- Born: May 5, 1804 Raleigh, North Carolina
- Died: February 13, 1880 (aged 75) Omaha, Nebraska
- Occupation: Doctor
- Known for: President of Second Iowa Constitutional Convention

= Enos Lowe =

American politician

Enos Lowe (May 5, 1804 – February 13, 1880) was a pioneer medical doctor and businessman who was among the original founders of Omaha, Nebraska, and served as president of the Second Iowa Constitutional Convention.

==Biography==
Enos Lowe was born on May 5, 1804, in Raleigh, North Carolina, in the county of Guilford. Along with his brother Jesse, Lowe's parents were strict Quakers, and his early training in Quaker principles were said to guide his entire life.

Desiring to enter the medical profession, Lowe took a course in medicine at the Ohio Medical College, a medical school now called The Ohio State University College of Medicine and located in Columbus, Ohio. From there, Lowe moved to Greencastle, Indiana, where he open a medical practice. In addition, Lowe became active in the Indiana Democratic Party and was elected to the Indiana state legislature.

In 1837 at the age of 33, Lowe moved to the Black Hawk Purchase, an area of 6 million acres (24,000 km^{2}) in what is now Iowa that was purchased by the United States federal government five years prior in connection with the Black Hawk War. There, Lowe began practicing medicine in the relatively new, small frontier village of Burlington, Iowa. Over the next seven years, his reputation grew and Lowe became widely and favorably known. In 1844, Lowe was chosen a member of the First Constitutional Convention of Iowa.

At the constitutional convention, Lowe got to know many of the future leaders of Iowa. However, their efforts were unsuccessful and the Constitution framed by the 1844 convention was rejected. Two years later, Lowe was elected to the 1846 Iowa Constitutional Convention. His popularity continued to increase and Lowe was elected to preside over the convention. This time, their effort were successful and the convention enacted the Constitution under which Iowa became a State. He was elected a state senator for the third General Assembly, and presided over that body.
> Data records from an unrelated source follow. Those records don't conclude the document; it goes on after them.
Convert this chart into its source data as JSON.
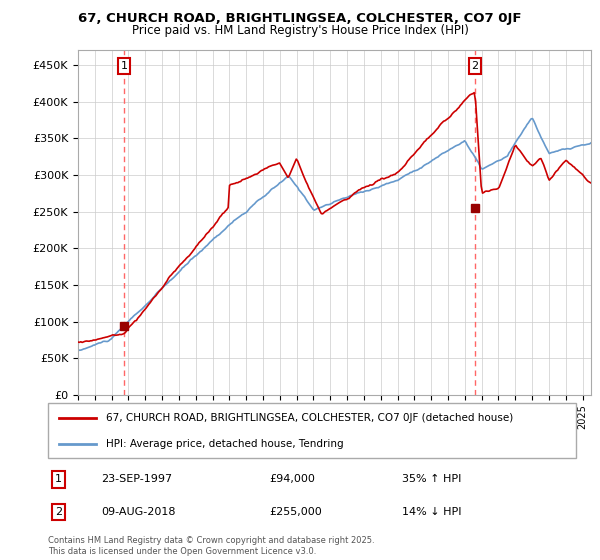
{
  "title1": "67, CHURCH ROAD, BRIGHTLINGSEA, COLCHESTER, CO7 0JF",
  "title2": "Price paid vs. HM Land Registry's House Price Index (HPI)",
  "legend_line1": "67, CHURCH ROAD, BRIGHTLINGSEA, COLCHESTER, CO7 0JF (detached house)",
  "legend_line2": "HPI: Average price, detached house, Tendring",
  "annotation1_date": "23-SEP-1997",
  "annotation1_price": "£94,000",
  "annotation1_hpi": "35% ↑ HPI",
  "annotation2_date": "09-AUG-2018",
  "annotation2_price": "£255,000",
  "annotation2_hpi": "14% ↓ HPI",
  "footer": "Contains HM Land Registry data © Crown copyright and database right 2025.\nThis data is licensed under the Open Government Licence v3.0.",
  "price_color": "#cc0000",
  "hpi_color": "#6699cc",
  "marker_color": "#990000",
  "vline_color": "#ff6666",
  "ylim": [
    0,
    470000
  ],
  "yticks": [
    0,
    50000,
    100000,
    150000,
    200000,
    250000,
    300000,
    350000,
    400000,
    450000
  ],
  "ytick_labels": [
    "£0",
    "£50K",
    "£100K",
    "£150K",
    "£200K",
    "£250K",
    "£300K",
    "£350K",
    "£400K",
    "£450K"
  ],
  "xlim_start": 1995.0,
  "xlim_end": 2025.5
}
After Lowe presided over the 1846 convention and at the same time a United States General Land Office was established at Iowa City, he was appointed receiver of public money and moved to Iowa City. In 1853 at the age of 49, Lowe was appointed receiver of the United States Land Office at Council Bluffs. Additionally, Lowe and his brother Jesse co-founded the Council Bluffs and Omaha Steam Ferry Company, along with several other partners. The Council Bluffs company platted the town of Omaha, Nebraska, in 1853 and Lowe became one of the founders of the city of Omaha in 1854.

A member of Omaha's Old Settlers' Association, later Lowe served as the first president of the Omaha Medical Society in 1866. He was also an incorporator of the Platte Valley and Pacific Railway Company, which was instrumental in maintaining Omaha's early prospects as a railroad city, as well as the Council Bluffs and St. Joseph Railroad.

Lowe died on February 13, 1880, in Omaha.